Tierra primogénita

Uno solamente lleva en la alforja del viaje un  libro: el de la vida. Con ese tomo - pesado la mayoría de las veces, liviano las menos -  vamos haciendo como el poeta de las adelfas y el alma de nardo, caminos de la tarde.

 Hace unos días salí de la Valencia mediterránea con un calor que achicharra el aliento,  hacia el Principado, la tierra de mis recuerdos más recónditos.  Hace años que voy de tarde en tarde y, aún así siento, al pisar las sendas de mi lejana infancia, que todo mi ser sigue ahí,  real, tierno y me cobija.

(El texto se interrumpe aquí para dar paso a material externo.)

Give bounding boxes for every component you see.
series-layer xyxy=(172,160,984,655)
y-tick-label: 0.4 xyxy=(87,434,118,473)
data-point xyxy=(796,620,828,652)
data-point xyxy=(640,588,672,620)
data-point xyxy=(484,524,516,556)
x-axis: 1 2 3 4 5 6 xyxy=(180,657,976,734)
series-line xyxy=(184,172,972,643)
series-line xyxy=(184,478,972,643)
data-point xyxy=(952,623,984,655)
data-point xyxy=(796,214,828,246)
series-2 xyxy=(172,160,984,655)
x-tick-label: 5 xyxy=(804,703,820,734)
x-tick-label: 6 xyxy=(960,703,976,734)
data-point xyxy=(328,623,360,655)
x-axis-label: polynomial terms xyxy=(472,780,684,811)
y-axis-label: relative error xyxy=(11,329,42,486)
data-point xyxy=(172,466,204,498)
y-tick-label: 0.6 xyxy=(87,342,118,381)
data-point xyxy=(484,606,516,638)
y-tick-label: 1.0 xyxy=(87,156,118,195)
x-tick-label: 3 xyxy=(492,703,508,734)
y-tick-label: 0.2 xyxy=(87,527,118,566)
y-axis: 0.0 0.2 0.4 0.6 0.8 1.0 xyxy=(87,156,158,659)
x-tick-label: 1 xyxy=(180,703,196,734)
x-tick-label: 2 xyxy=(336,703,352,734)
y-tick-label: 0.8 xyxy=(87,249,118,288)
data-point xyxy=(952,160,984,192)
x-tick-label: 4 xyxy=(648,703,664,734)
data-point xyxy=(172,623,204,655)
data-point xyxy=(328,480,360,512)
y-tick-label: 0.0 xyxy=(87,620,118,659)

 No  he venido, como sí lo hice en otras ocasiones, a escuchar el bramido del viento ni el aleteo del  mar en las estribaciones de la Playa de San Lorenzo. Recorrí el largo y estrecho barrio de El Llano, de arriba a bajo, como el antiguo tranvía y subí al Cementerio cruzando la calle Eulalia Álvarez entre edificaciones nuevas, parques  y una subida agradable hacia el camposanto.

Acudo al encuentro  de la tumba de  madre para palpar sus cicatrices y sentir la congoja traspasada de soledad entre matojos y hierbas.

  Siempre continuamos un diálogo interrumpido, algo que se ha quedado colgado entre la cerrazón de la piel esperando el instante preciso, no para hablar sino para vernos a los ojos en silencio, ya  que las palabras hace  tiempo se nos han coagulado.

  De madre – pequeña, débil cual tallo solitario -  aún me hechiza su pelo ondulante y  la comisura de ese  rostro limpio donde dos ojos color ámbar resaltaban su redondez. En ellos contemplo la ineludible existencia acunándose sobre mis perennes turbaciones.

 El diálogo siempre es el mismo. Madre se congeló en el tiempo. Si viniera ahora de regreso al  mundo actual quizás no le agradaría.

-¿Cómo sigues, hijo?

- Estoy fatigado,  dubitativo, pero sereno conmigo mismo. Tú me enseñaste a seducir las formas según se van viniendo.

 Sus manos, huesudas, donde destacan unas venas petrificadas azules, caminan por mi rostro. “Te recuerdo mucho, pequeño mío”

Ya sobrepasé la edad en la que ella murió. Parece leer mi pensamiento.

 - Cuando nos veamos la próxima vez, los dos seremos polvo de estrellas. En mi tumba, espaciosa y fresca, podemos estar los dos muy juntos. Será como si volvieras a ser niño.

- Cuando ese momento llegue madre, regresaré a tu lado, me recostaré sobre tu regazo. ¿Recuerdas los arrullos con los que me dormías? “A la nanita nana, nanita ea, mi niño tiene sueño, bendito sea”.

- Vete ya. La niebla baja con prisa y no es bueno que te encuentre conmigo. Es una de mis mejores compañías y siente celos de todo, hasta del viento y el alba. Llévate también las flores, pues si vivo en ti no estoy ni nunca estaré muerta.

 Besé su rostro de nácar y partí con la sensación de estar cerrando un pasado, el de las tiernas sensaciones, los camino en flor entre cerezos, robles y frondosos abedules.

En ese tiempo de cardos en flor madre aún tenía entre   la juntura de los labios hermosos besos a granel, olor a retama y pequeñas hojas de hierbabuena cortada en  apacibles paseos, siempre ella y yo,  por las orillas del río Ceares de mi inocencia.